On examination she was pyrexial with signs of a resolving chest infection. There was a left hyphaema in the anterior chamber. The fundus could not be examined because of vitreous opacity. Ocular ultrasonography revealed a dense vitreous and suprachoroidal haemorrhage (Figure 1). Her INR was 8.2. Subsequent examination of the general practitioner's records showed an INR of 2.3 three days before clarithromycin and 2.9 three days into the course. The highest INR in the past four months had been 3.7.
The clarithromycin was stopped, the warfarin dose was adjusted and she was given 0.5 mg intravenous vitamin K. The chest infection cleared three days after admission. A vitrectomy with anterior chamber washout and partial drainage of the suprachoroidal haemorrhage was performed when her INR had fallen to 2.9. Unfortunately this did not improve her vision, which had now deteriorated to perception of light only.
A possible reason for the loss of anticoagulant control in this patient was the infection itself. However, we suspect that the cause was an interaction between clarithromycin and warfarin. This has been recorded in four previous case reports1,2,3. One described the interaction between clarithromycin, warfarin and digoxin in a woman with chronic atrial fibrillation1. Her INR at presentation was 7.3. She had gastrointestinal symptoms, weakness, dizziness and visual changes, but no permanent systemic or visual complications ensued.

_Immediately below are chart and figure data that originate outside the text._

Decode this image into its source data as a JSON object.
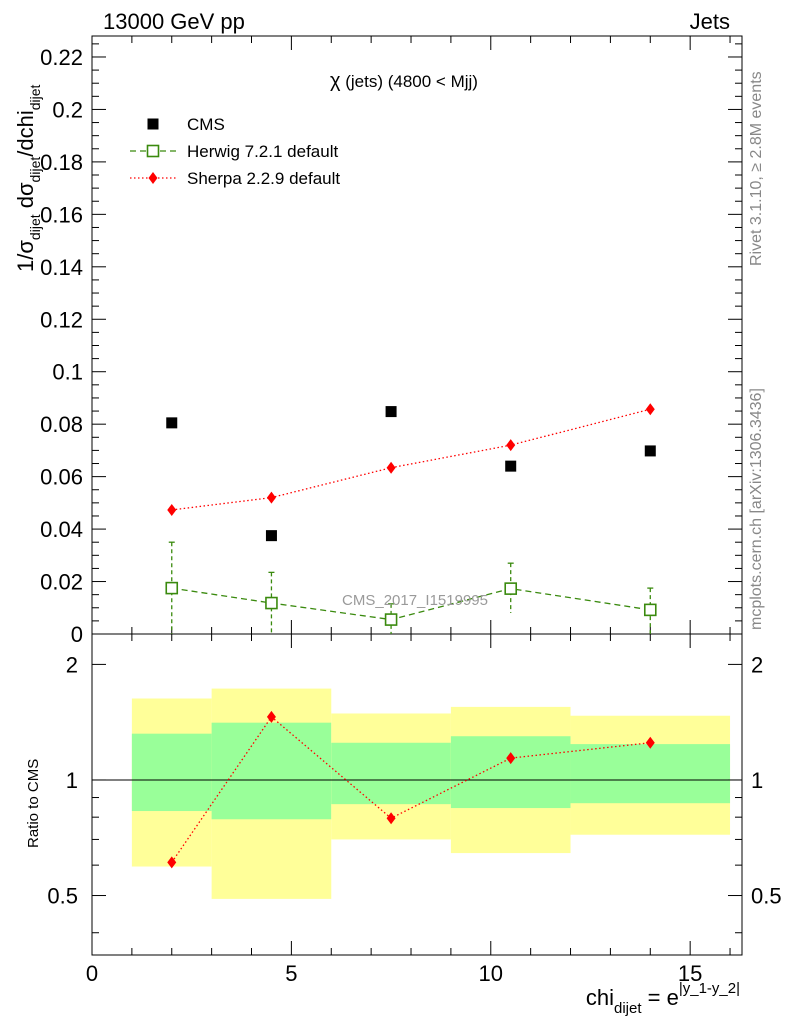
{
  "header": {
    "left": "13000 GeV pp",
    "right": "Jets"
  },
  "side_labels": {
    "rivet": "Rivet 3.1.10, ≥ 2.8M events",
    "mcplots": "mcplots.cern.ch [arXiv:1306.3436]"
  },
  "watermark": "CMS_2017_I1519995",
  "annotation": {
    "chi": "χ",
    "rest": " (jets) (4800 < Mjj)"
  },
  "ylabel_top": {
    "a": "1/σ",
    "a_sub": "dijet",
    "b": " dσ",
    "b_sub": "dijet",
    "c": "/dchi",
    "c_sub": "dijet"
  },
  "ylabel_bottom": "Ratio to CMS",
  "xlabel": {
    "base": "chi",
    "sub": "dijet",
    "eq": " = e",
    "sup": "|y_1-y_2|"
  },
  "legend": [
    {
      "label": "CMS",
      "marker": "square-filled",
      "color": "#000000"
    },
    {
      "label": "Herwig 7.2.1 default",
      "marker": "square-open",
      "color": "#3a8a0e"
    },
    {
      "label": "Sherpa 2.2.9 default",
      "marker": "diamond",
      "color": "#ff0000"
    }
  ],
  "chart_data": {
    "type": "scatter",
    "x_ticks": [
      "0",
      "5",
      "10",
      "15"
    ],
    "top_y_ticks": [
      "0",
      "0.02",
      "0.04",
      "0.06",
      "0.08",
      "0.1",
      "0.12",
      "0.14",
      "0.16",
      "0.18",
      "0.2",
      "0.22"
    ],
    "ratio_y_ticks": [
      "0.5",
      "1",
      "2"
    ],
    "xlim": [
      0,
      16.3
    ],
    "ylim_top": [
      0,
      0.228
    ],
    "ylim_ratio": [
      0.35,
      2.4
    ],
    "ratio_scale": "log",
    "bins": [
      [
        1,
        3
      ],
      [
        3,
        6
      ],
      [
        6,
        9
      ],
      [
        9,
        12
      ],
      [
        12,
        16
      ]
    ],
    "x": [
      2,
      4.5,
      7.5,
      10.5,
      14
    ],
    "series": [
      {
        "name": "CMS",
        "color": "#000000",
        "marker": "square-filled",
        "values": [
          0.0805,
          0.0375,
          0.0848,
          0.064,
          0.0698
        ]
      },
      {
        "name": "Herwig 7.2.1 default",
        "color": "#3a8a0e",
        "marker": "square-open",
        "line": "dashed",
        "values": [
          0.0175,
          0.0118,
          0.0055,
          0.0173,
          0.0092
        ],
        "err_up": [
          0.035,
          0.0235,
          0.0115,
          0.027,
          0.0175
        ],
        "err_down": [
          0.0,
          0.0,
          0.0,
          0.008,
          0.0
        ]
      },
      {
        "name": "Sherpa 2.2.9 default",
        "color": "#ff0000",
        "marker": "diamond",
        "line": "dotted",
        "values": [
          0.0473,
          0.052,
          0.0634,
          0.072,
          0.0857
        ]
      }
    ],
    "ratio": {
      "values": [
        0.61,
        1.46,
        0.795,
        1.14,
        1.25
      ],
      "band_green": [
        [
          0.83,
          1.32
        ],
        [
          0.79,
          1.41
        ],
        [
          0.865,
          1.25
        ],
        [
          0.845,
          1.3
        ],
        [
          0.87,
          1.24
        ]
      ],
      "band_yellow": [
        [
          0.595,
          1.63
        ],
        [
          0.49,
          1.73
        ],
        [
          0.7,
          1.49
        ],
        [
          0.645,
          1.55
        ],
        [
          0.72,
          1.47
        ]
      ]
    }
  }
}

In the other three cases the INR rose to between 5.6 and >20 after taking clarithromycin and warfarin but no systemic symptoms developed2,3. Any of these patients could have suffered an intracerebral or other life-threatening bleed with an elevated INR.
The most common ocular haemorrhagic complication of warfarin is subconjunctival haemorrhage; a rarer one is spontaneous hyphaema. These almost always resolve without sequelae4. Suprachoroidal haemorrhage usually arises from intraocular surgery or trauma5; we are not aware of any previous cases resulting from drug interaction with warfarin.
Antibiotic therapy in the preceeding four weeks is one of the major risk factors for a rise in INR to above 7 (at which point the risk of bleeding increases substantially6,7), in patients taking warfarin. Clarithromycin is thought to interact with warfarin through inhibition of the cytochrome p450 drug metabolizing system7. Cephalosporins inhibit vitamin K metabolism. Sulphonamides eliminate bacterial flora with consequent vitamin K deficiency. Ciprofloxacin and tetracyclines potentiate warfarin through unknown mechanisms8.